His mouth tightened, and his eyes moved to focus on the darkness beyond the boundaries of the parking lot. His face reflected his frustration. That must be something he had fought for the last three years. Finally, he looked back at her, a smile lifting the tight line of his lips only fractionally. “Call me when you get back to Atlanta. And thanks,” he said.

“For what?” she asked. “You paid for dinner.”

“For listening.”

“Thanks for talking. As always, thanks for being willing to talk to me. I’ll call you.”

She got into the car and closed the door. Kahler waited while she fastened her seat belt and started the engine. Before she put the car into gear, she lifted her hand to wave to him. He touched the top of the car with his fingers, almost like a benediction, and then turned, walking off into the shadows between the scattered pools of light.

T
HE PHONE WAS RINGING
when Kate unlocked the door of her apartment in Atlanta the following Tuesday night. Despite her hurry to catch the call, she closed the door behind her and took a moment to slip the chain into place. She hadn’t had time before she left town to do what Kahler had advised her to do—to install a good dead bolt.
Tomorrow,
she promised herself, setting her suitcase down and grabbing the phone.

“Hello,” she said, her voice a little breathless. Probably Lew. No one else knew she was coming back tonight.

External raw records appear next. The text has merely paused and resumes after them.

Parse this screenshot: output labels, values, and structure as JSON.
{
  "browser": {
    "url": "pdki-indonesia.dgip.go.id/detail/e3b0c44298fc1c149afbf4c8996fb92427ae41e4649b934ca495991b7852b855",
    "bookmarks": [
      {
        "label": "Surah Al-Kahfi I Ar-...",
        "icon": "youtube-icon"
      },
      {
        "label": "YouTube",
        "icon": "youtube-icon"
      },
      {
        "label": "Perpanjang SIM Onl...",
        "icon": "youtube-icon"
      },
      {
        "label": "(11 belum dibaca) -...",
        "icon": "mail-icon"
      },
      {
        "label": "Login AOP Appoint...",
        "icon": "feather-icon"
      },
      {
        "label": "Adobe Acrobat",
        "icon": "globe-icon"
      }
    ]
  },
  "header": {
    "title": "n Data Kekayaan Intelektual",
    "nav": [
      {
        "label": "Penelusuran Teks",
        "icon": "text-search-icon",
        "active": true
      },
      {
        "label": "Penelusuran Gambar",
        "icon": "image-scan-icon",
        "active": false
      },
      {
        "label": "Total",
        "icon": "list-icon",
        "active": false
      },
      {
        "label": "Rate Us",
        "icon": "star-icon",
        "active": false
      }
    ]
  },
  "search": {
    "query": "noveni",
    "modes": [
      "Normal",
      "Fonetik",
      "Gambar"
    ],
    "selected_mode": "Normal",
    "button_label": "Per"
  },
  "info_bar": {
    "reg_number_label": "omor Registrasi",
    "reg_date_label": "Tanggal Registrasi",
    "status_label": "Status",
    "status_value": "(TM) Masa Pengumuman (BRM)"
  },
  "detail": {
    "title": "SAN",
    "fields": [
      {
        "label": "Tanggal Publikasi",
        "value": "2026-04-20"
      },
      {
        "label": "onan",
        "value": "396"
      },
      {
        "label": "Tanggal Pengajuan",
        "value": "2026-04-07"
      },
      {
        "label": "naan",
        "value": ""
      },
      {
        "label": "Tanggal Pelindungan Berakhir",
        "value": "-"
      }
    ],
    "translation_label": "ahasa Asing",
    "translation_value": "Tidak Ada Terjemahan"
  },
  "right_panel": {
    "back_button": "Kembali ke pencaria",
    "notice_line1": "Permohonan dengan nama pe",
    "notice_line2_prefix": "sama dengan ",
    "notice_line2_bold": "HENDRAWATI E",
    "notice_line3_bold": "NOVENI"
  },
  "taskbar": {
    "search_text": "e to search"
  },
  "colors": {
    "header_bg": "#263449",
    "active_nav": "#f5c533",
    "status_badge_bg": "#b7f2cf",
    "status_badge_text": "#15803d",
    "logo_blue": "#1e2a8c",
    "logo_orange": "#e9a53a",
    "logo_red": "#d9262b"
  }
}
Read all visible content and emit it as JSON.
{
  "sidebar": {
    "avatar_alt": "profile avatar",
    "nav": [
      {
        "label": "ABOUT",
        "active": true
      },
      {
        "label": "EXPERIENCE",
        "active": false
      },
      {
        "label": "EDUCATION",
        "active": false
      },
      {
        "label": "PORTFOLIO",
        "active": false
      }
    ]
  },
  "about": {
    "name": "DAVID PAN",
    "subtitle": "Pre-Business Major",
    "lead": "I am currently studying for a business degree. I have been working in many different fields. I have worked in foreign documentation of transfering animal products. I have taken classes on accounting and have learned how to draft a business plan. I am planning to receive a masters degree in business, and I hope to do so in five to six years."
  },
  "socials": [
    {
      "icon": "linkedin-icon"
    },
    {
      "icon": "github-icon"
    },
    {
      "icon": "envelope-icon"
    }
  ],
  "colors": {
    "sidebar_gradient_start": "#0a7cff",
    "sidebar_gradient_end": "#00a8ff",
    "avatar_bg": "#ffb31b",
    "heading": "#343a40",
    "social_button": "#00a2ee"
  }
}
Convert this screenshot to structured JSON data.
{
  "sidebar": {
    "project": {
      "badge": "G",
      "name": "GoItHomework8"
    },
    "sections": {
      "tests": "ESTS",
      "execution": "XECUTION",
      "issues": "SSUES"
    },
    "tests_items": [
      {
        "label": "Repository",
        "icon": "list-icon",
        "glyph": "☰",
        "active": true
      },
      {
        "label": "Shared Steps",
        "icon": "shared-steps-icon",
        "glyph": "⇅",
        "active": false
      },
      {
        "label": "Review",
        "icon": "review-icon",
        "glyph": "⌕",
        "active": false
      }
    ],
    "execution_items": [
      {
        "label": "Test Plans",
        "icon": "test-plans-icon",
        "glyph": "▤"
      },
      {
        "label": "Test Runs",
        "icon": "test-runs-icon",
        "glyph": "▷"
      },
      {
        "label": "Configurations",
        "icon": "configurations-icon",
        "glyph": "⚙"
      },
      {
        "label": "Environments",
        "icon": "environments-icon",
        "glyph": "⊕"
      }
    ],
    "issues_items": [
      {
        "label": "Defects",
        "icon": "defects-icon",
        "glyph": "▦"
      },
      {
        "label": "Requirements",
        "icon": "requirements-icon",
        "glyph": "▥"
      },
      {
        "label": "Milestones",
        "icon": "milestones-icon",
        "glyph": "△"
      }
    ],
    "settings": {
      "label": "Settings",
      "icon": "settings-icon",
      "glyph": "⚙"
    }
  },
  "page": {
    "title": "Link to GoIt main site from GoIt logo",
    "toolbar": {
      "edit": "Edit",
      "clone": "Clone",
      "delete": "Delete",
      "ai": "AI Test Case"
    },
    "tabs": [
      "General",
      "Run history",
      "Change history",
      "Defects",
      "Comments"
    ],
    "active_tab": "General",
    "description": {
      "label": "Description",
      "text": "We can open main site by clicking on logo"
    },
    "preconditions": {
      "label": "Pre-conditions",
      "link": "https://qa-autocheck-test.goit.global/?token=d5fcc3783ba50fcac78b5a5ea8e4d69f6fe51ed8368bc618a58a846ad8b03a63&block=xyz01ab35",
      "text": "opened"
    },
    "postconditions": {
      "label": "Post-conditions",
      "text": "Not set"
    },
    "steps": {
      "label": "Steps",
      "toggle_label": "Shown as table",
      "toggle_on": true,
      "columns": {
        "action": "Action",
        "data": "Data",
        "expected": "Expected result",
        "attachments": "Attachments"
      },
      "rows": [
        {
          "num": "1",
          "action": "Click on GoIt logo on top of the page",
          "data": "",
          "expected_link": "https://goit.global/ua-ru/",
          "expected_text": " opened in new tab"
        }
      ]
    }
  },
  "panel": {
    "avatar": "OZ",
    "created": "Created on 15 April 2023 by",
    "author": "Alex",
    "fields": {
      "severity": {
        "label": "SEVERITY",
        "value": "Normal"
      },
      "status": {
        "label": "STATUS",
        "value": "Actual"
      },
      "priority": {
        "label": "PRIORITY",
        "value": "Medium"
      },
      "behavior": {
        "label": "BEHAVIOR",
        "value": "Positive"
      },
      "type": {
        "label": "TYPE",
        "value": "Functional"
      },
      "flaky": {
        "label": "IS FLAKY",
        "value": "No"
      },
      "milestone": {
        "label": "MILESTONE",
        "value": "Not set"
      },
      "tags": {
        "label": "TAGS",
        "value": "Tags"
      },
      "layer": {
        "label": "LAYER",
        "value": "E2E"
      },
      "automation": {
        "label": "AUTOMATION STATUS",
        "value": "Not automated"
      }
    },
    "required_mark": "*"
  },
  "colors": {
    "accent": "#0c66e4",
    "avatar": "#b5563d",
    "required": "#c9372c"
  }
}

“Ms. August?” She had never heard this particular voice over the phone, but in spite of the electronic distortion, she recognized the caller immediately.

“Yes,” she answered. All the possible explanations for a phone call from Thorne Barrington ran through her head.

“Did you take my advice, Ms. August?” he asked.

She could think of nothing he had said to her that might qualify as advice. “Advice?” she echoed.

“Did you tell the police about the package you received?”

Belatedly, she remembered that he
had
urged her to do that.

“Yes, I did, Judge Barrington.” For some reason she seemed unable to manage anything beyond monosyllables. This was the last thing she had expected, given the situation between them.

“To whom did you speak, Ms. August?”

She hesitated briefly, wondering if she would be giving away her relationship with Kahler if she told the truth. However, it was well known in Atlanta that he was the detective in charge of the case relating to Jack. Barrington had enough contacts that he could easily check the veracity of whatever she told him. The last thing she needed was to be caught in a lie.

“I spoke to a Detective Kahler.”

“What did he tell you?” Barrington asked.

She was beginning to wonder at his obvious interest in her package when the realization came that he was the one man in Atlanta who would be avidly interested in anything that might figure in the eventual apprehension of the bomber.